Technical analysis: Mexican Peso begins to weaken as USD/MXN aims toward 16.80
The USD/MXN is at the brisk of shifting neutral bias as buyers had stepped in at around the lows of the year and lifted the exchange rate near the 16.80 area. A breach of the latter could push the pair toward the 17.00 figure. Once surpassed, the next stop would be the 50-day Simple Moving Average (SMA) at 17.02, followed by the 100-day SMA at 17.16 and the 200-day SMA at 17.21.
On the flip side, if the pair stays below 16.80, that could pave the way for a test of last year’s low of 16.62, followed by October 2015’s low of 16.32 and the 16.00 psychological level.
USD/MXN Price Action – Daily Chart
Mexican Peso FAQs
The Mexican Peso (MXN) is the most traded currency among its Latin American peers. Its value is broadly determined by the performance of the Mexican economy, the country’s central bank’s policy, the amount of foreign investment in the country and even the levels of remittances sent by Mexicans who live abroad, particularly in the United States. Geopolitical trends can also move MXN: for example, the process of nearshoring – or the decision by some firms to relocate manufacturing capacity and supply chains closer to their home countries – is also seen as a catalyst for the Mexican currency as the country is considered a key manufacturing hub in the American continent.

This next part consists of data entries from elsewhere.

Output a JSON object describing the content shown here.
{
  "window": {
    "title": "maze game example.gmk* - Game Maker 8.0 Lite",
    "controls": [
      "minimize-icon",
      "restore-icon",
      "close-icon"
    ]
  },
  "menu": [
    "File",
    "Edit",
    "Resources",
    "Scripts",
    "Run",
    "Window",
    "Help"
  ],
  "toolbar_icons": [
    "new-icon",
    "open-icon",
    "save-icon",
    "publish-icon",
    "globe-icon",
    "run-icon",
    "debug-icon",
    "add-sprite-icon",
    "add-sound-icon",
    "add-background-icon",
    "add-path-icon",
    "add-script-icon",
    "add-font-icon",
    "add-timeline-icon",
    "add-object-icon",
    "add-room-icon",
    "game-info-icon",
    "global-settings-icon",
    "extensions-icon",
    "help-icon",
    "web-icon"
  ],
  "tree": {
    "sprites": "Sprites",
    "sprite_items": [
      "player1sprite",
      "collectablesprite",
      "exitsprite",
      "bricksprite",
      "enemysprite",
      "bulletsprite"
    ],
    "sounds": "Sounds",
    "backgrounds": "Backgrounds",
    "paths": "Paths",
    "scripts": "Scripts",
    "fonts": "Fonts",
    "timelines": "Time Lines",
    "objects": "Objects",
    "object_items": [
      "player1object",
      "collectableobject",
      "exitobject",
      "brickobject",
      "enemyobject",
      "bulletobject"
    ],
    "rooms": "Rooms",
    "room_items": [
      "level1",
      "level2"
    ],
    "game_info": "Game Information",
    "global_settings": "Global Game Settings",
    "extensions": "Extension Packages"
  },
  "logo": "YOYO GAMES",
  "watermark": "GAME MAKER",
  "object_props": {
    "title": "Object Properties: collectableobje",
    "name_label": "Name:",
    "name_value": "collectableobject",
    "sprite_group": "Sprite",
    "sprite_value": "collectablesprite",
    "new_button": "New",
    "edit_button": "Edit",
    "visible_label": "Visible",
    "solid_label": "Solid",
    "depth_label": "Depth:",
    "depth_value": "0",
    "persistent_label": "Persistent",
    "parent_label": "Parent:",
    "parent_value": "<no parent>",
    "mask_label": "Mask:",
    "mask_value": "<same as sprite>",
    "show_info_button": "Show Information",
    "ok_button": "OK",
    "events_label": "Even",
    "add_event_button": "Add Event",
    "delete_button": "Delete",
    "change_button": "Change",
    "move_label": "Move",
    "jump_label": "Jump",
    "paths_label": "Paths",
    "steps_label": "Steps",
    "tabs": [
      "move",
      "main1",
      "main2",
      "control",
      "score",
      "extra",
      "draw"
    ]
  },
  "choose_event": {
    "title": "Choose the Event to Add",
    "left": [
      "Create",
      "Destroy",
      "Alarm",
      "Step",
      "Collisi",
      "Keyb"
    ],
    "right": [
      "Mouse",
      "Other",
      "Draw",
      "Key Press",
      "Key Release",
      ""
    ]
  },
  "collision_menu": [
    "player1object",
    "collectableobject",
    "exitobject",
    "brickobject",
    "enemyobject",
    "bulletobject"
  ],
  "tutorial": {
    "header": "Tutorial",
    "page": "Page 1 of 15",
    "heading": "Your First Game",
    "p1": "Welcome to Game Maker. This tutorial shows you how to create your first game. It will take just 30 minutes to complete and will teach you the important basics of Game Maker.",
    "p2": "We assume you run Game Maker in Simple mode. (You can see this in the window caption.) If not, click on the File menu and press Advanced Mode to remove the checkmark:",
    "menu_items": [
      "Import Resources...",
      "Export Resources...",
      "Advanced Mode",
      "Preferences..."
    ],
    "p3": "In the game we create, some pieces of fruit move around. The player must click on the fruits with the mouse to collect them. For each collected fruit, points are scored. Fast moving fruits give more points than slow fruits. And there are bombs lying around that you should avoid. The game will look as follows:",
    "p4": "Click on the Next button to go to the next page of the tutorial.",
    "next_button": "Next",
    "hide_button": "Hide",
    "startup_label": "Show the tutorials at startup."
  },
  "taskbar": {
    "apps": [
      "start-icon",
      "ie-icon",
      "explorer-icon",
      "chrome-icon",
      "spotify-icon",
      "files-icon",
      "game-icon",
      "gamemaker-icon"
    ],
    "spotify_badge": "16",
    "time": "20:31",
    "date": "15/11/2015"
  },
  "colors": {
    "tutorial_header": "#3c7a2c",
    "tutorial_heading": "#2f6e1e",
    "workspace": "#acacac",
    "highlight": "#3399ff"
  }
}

Another catalyst for MXN is Oil prices as Mexico is a key exporter of the commodity.
The main objective of Mexico’s central bank, also known as Banxico, is to maintain inflation at low and stable levels (at or close to its target of 3%, the midpoint in a tolerance band of between 2% and 4%). To this end, the bank sets an appropriate level of interest rates. When inflation is too high, Banxico will attempt to tame it by raising interest rates, making it more expensive for households and businesses to borrow money, thus cooling demand and the overall economy. Higher interest rates are generally positive for the Mexican Peso (MXN) as they lead to higher yields, making the country a more attractive place for investors. On the contrary, lower interest rates tend to weaken MXN.
Macroeconomic data releases are key to assess the state of the economy and can have an impact on the Mexican Peso (MXN) valuation. A strong Mexican economy, based on high economic growth, low unemployment and high confidence is good for MXN. Not only does it attract more foreign investment but it may encourage the Bank of Mexico (Banxico) to increase interest rates, particularly if this strength comes together with elevated inflation. However, if economic data is weak, MXN is likely to depreciate.

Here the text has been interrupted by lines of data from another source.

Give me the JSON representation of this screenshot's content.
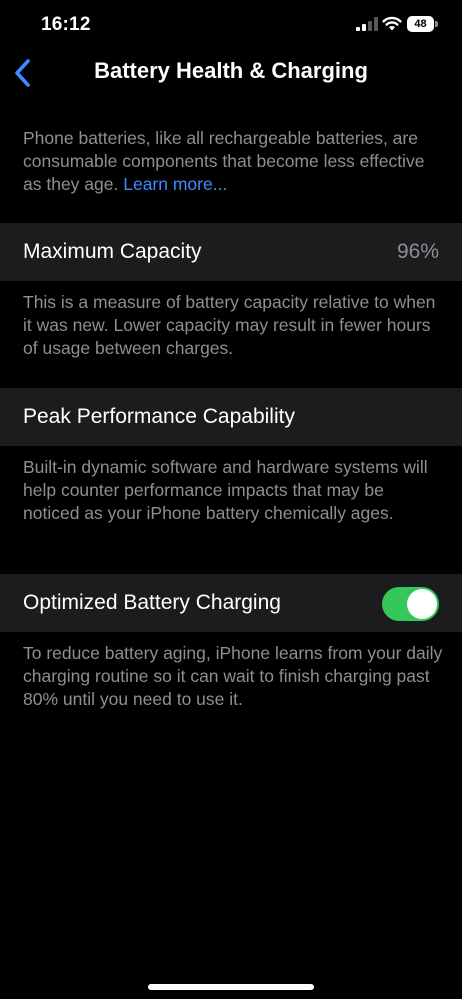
{
  "status_bar": {
    "time": "16:12",
    "battery_level": "48",
    "icons": [
      "signal-bars-icon",
      "wifi-icon",
      "battery-icon"
    ]
  },
  "nav": {
    "title": "Battery Health & Charging",
    "back_icon": "chevron-left-icon"
  },
  "intro": {
    "text": "Phone batteries, like all rechargeable batteries, are consumable components that become less effective as they age.",
    "link_label": "Learn more..."
  },
  "max_capacity": {
    "label": "Maximum Capacity",
    "value": "96%",
    "description": "This is a measure of battery capacity relative to when it was new. Lower capacity may result in fewer hours of usage between charges."
  },
  "peak_performance": {
    "label": "Peak Performance Capability",
    "description": "Built-in dynamic software and hardware systems will help counter performance impacts that may be noticed as your iPhone battery chemically ages."
  },
  "optimized_charging": {
    "label": "Optimized Battery Charging",
    "enabled": true,
    "description": "To reduce battery aging, iPhone learns from your daily charging routine so it can wait to finish charging past 80% until you need to use it."
  },
  "colors": {
    "background": "#000000",
    "cell_background": "#1c1c1e",
    "accent_blue": "#3d8bff",
    "toggle_on": "#34c759",
    "secondary_text": "#8e8e93"
  }
}
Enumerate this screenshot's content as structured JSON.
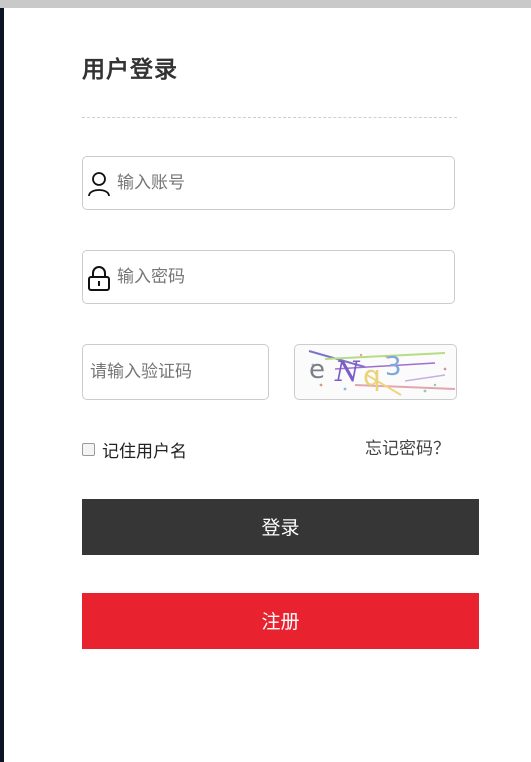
{
  "form": {
    "title": "用户登录",
    "username_placeholder": "输入账号",
    "password_placeholder": "输入密码",
    "captcha_placeholder": "请输入验证码",
    "captcha_chars": [
      "e",
      "N",
      "q",
      "3"
    ],
    "remember_label": "记住用户名",
    "forgot_label": "忘记密码？",
    "login_label": "登录",
    "register_label": "注册"
  },
  "colors": {
    "login_button": "#363636",
    "register_button": "#e8232f",
    "panel_background": "#ffffff",
    "page_background": "#0c1426"
  },
  "icons": {
    "username": "user-icon",
    "password": "lock-icon"
  }
}
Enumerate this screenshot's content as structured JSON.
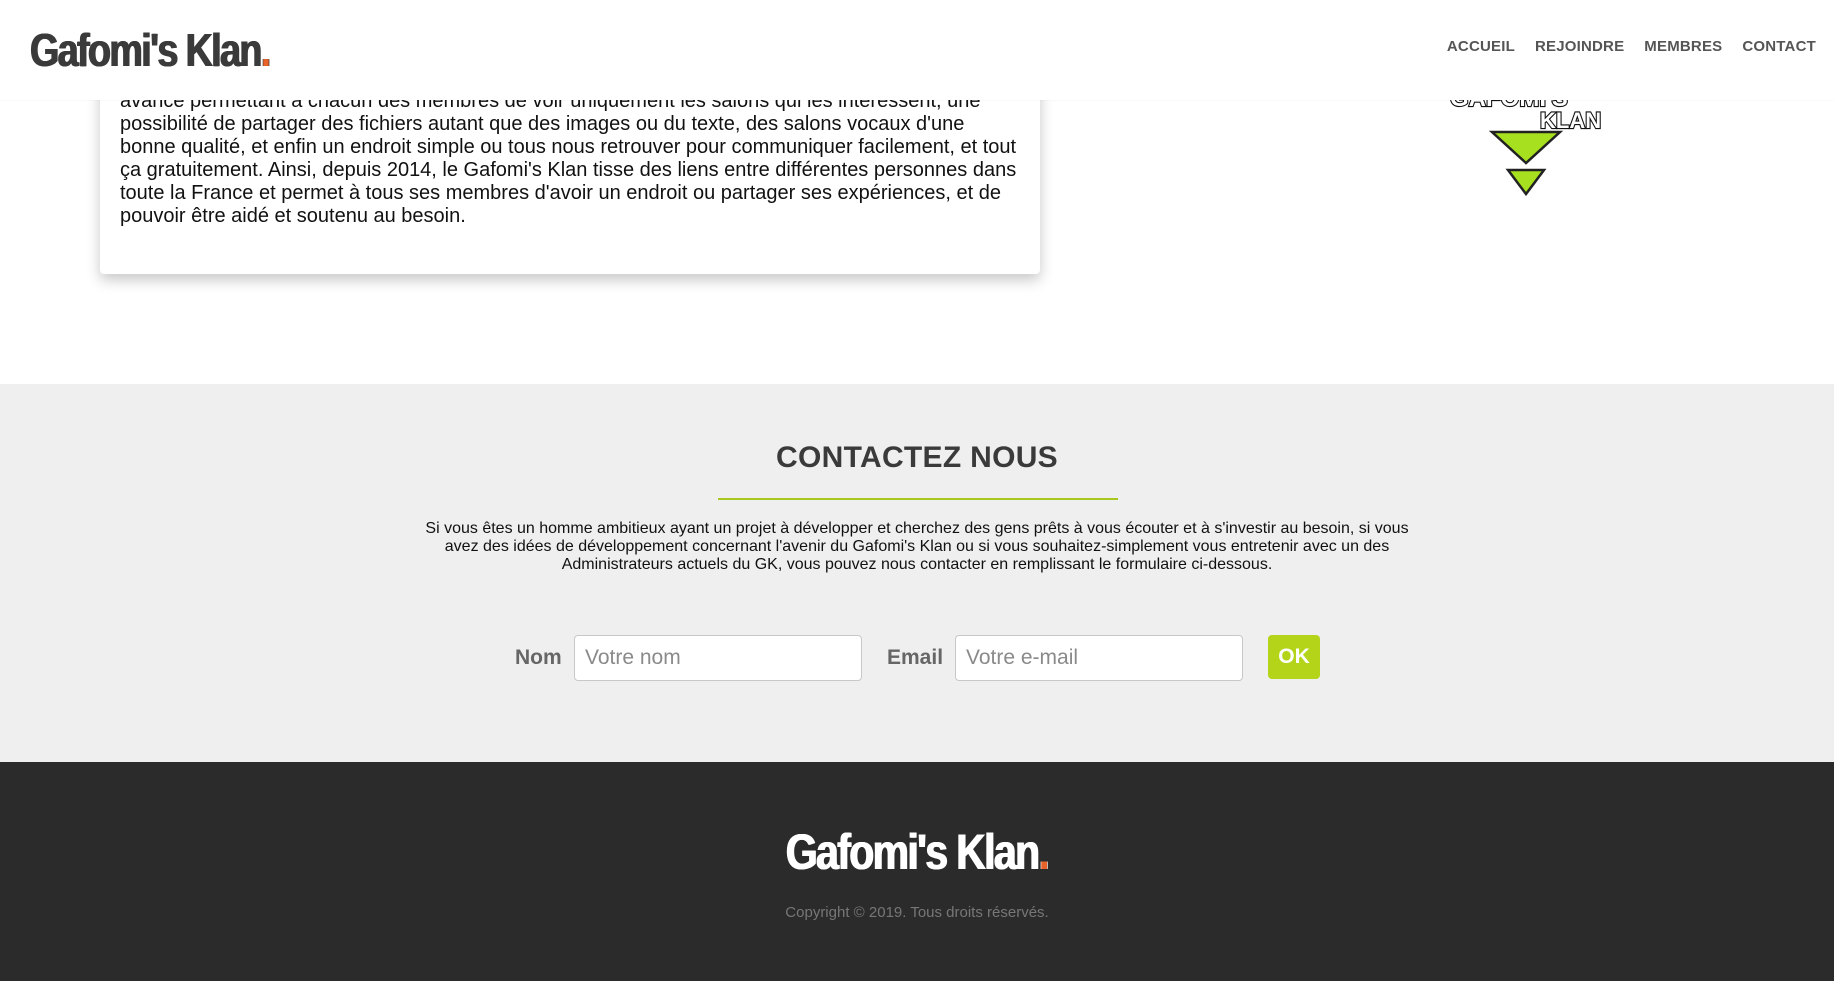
{
  "header": {
    "logo_text": "Gafomi's Klan",
    "logo_dot": ".",
    "nav": [
      {
        "label": "ACCUEIL"
      },
      {
        "label": "REJOINDRE"
      },
      {
        "label": "MEMBRES"
      },
      {
        "label": "CONTACT"
      }
    ]
  },
  "about": {
    "text": "avancé permettant à chacun des membres de voir uniquement les salons qui les intéressent, une possibilité de partager des fichiers autant que des images ou du texte, des salons vocaux d'une bonne qualité, et enfin un endroit simple ou tous nous retrouver pour communiquer facilement, et tout ça gratuitement. Ainsi, depuis 2014, le Gafomi's Klan tisse des liens entre différentes personnes dans toute la France et permet à tous ses membres d'avoir un endroit ou partager ses expériences, et de pouvoir être aidé et soutenu au besoin."
  },
  "emblem": {
    "line1": "GAFOMI'S",
    "line2": "KLAN",
    "color": "#a6e01e"
  },
  "contact": {
    "title": "CONTACTEZ NOUS",
    "description": "Si vous êtes un homme ambitieux ayant un projet à développer et cherchez des gens prêts à vous écouter et à s'investir au besoin, si vous avez des idées de développement concernant l'avenir du Gafomi's Klan ou si vous souhaitez-simplement vous entretenir avec un des Administrateurs actuels du GK, vous pouvez nous contacter en remplissant le formulaire ci-dessous.",
    "name_label": "Nom",
    "name_placeholder": "Votre nom",
    "email_label": "Email",
    "email_placeholder": "Votre e-mail",
    "submit_label": "OK",
    "accent_color": "#b4d41a"
  },
  "footer": {
    "logo_text": "Gafomi's Klan",
    "logo_dot": ".",
    "copyright": "Copyright © 2019. Tous droits réservés."
  },
  "colors": {
    "brand_dot": "#e8632a",
    "footer_bg": "#2b2b2b",
    "contact_bg": "#efefef"
  }
}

As an emerging-market currency, the Mexican Peso (MXN) tends to strive during risk-on periods, or when investors perceive that broader market risks are low and thus are eager to engage with investments that carry a higher risk. Conversely, MXN tends to weaken at times of market turbulence or economic uncertainty as investors tend to sell higher-risk assets and flee to the more-stable safe havens.